Radiant heat is heat that travels in a straight line from the source of the heat -- campfire, stove, electric heater or radiator -- to the person or thing being heated. Standing around a campfire on a cold day is an excellent example of radiant heat; the air may be icy cold, but heat travels from the fire to you, warming you. When placed in an enclosed space, the heater will eventually warm the air of the room as it comes into contact with the heater; air in other rooms will remain cold, since walls block most radiant heat.
What Is Convection Heat?
Convection heat uses the motion of hot air to heat a space.
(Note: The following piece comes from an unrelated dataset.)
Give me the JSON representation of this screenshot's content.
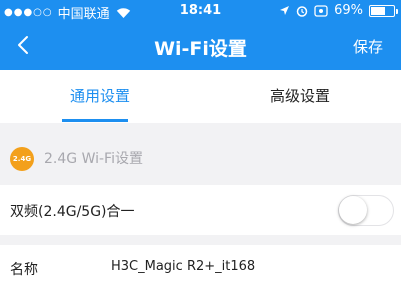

By placing a heat-reflecting shell around the source of heat, usually a flame or electric element, a convection stove or furnace focuses all its radiant energy on the air inside it. This air is superheated and rises, either to the top of a room or through the duct systems of a home. As the air cools, it sinks and is drawn back into the heater to be reheated and circulated again.
Examples of Radiant and Convection Systems
Forced-air heating systems (recognizable by ductwork and vents cut into the floors of rooms) are convection systems that use the force of the hot air generated in the furnace to pump the air around the house. It is also possible to buy convection wood stoves and furnaces that heat a single room, but do so by venting hot air upwards.
Radiant systems are common in older houses, where large steam or hot-water radiators sit against the walls of each room. Baseboard strip heating is also a radiant system, as are older wood stoves.
Where to Use Each Type
Broadly speaking, radiant systems are better if you have high ceilings in the room, since the radiant heater doesn't shoot hot air upwards above people's heads, or if the occupants of the room prefer a direct heat.
A single radiant heater isn't much use at heating multiple rooms. For that you'll need a radiant heater in each room or a forced-air system that uses convection to bring heat from one furnace to all the rooms through the ductwork.Convection systems heat rooms more evenly and have fewer surfaces on the heater that are hot to the touch. Since they send hot air upward, they are more effective in lower-ceilinged spaces.